Und selbst wenn es Beveridge gelänge, die Finanzierung zu regeln, bliebe die immens wichtige Frage, wie der neu integrierte Dienst organisiert werden sollte. Man braucht nur sein Kapitel darüber zu lesen, wie ein nationaler Gesundheitsdienst funktionieren könnte – es hat nur sehr wenig mit dem zu tun, was Aneurin Bevan schließlich tat -, um zu wissen, dass er in diesem Bereich besser darin war, finanzielle als organisatorische Antworten zu finden.

Es mag ketzerisch sein, das zu sagen, aber vielleicht fand er das alles zu schwierig. Es gibt Abschnitte in seinem mächtigen Bericht, in denen er gewissermaßen aufgibt – zum Beispiel über „das Problem der Miete“ (eine gerechte Art, Menschen mit Wohnkosten zu helfen). Ein Problem, das derzeit Wohngeld genannt wird und mit dem wir immer noch leben.

Um zu einem vollständig integrierten Gesundheits- und Pflegesystem zu gelangen, bedarf es eines schmerzhaften Kompromisses.

Aber er könnte einfach zu dem Schluss kommen – um eine der Phrasen in seinem Bericht aufzugreifen -, dass der Weg zu einem vollständig integrierten Gesundheits- und Pflegesystem einen schmerzhaften Kompromiss erfordert. Wenn nämlich die englischen Politiker und die englische Wählerschaft nicht bereit sind, ein gemeinsames kostenloses Gesundheits- und Sozialfürsorgesystem vollständig zu finanzieren, dann könnten im Gegenzug für ein besser finanziertes, aber vollständig integriertes Gesundheits- und Sozialfürsorgesystem einige neue NHS-Gebühren erforderlich sein.

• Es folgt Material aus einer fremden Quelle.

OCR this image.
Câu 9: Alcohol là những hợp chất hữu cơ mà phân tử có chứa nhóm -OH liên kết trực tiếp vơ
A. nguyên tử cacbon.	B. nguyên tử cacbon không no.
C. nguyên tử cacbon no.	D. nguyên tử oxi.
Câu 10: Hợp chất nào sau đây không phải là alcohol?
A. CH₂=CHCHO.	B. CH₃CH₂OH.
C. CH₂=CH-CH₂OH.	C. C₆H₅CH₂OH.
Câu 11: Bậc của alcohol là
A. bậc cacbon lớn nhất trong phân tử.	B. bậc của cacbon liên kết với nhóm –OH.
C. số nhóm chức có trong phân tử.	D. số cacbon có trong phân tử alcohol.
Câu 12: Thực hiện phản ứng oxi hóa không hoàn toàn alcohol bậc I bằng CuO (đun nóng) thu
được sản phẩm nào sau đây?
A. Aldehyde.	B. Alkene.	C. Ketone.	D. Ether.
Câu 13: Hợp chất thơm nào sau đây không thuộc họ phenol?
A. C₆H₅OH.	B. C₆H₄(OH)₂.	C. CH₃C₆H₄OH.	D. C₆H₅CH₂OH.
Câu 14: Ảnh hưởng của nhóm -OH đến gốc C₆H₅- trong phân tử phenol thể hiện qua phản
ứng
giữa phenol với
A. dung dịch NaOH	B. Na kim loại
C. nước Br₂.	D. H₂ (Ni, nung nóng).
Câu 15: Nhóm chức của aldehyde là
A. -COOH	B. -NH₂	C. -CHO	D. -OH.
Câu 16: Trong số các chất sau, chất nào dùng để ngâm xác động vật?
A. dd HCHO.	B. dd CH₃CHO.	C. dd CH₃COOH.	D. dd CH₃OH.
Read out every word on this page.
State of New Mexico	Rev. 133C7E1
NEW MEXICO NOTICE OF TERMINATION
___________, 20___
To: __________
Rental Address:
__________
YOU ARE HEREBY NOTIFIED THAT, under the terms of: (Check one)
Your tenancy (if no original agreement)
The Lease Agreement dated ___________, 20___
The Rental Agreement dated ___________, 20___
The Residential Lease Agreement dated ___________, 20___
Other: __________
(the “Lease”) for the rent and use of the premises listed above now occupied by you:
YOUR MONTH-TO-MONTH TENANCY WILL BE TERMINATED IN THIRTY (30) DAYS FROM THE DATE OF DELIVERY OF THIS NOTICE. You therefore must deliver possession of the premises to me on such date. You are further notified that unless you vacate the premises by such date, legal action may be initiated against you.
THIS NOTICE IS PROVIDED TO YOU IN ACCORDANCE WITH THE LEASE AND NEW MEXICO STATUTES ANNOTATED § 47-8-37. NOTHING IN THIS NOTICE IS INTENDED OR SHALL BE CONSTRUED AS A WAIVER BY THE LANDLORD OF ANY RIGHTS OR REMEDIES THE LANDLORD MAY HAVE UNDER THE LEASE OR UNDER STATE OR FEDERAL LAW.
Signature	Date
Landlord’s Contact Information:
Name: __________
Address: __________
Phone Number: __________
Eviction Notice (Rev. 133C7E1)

Da er eine Vorliebe für Versicherungen hat, würde er wahrscheinlich versuchen, diese Gebühren (z.B. für einen Besuch beim Hausarzt, einen ambulanten Besuch oder einen Krankenhausaufenthalt) so zu gestalten, dass sie versicherbar sind.

Er wäre nicht mehr so populär wie bei der Veröffentlichung seines ursprünglichen Berichts – auf dem Kingsway bildeten sich Schlangen, um ihn zu kaufen, und bis zum Profumo-Bericht in den 1960er Jahren verkaufte sich kein Regierungspapier besser. Aber er könnte sich entscheiden, dass dies der beste Weg ist, einen schlechten Job zu erledigen. Sicher ist, dass er es als ein Problem ansehen würde, das in Angriff genommen werden muss.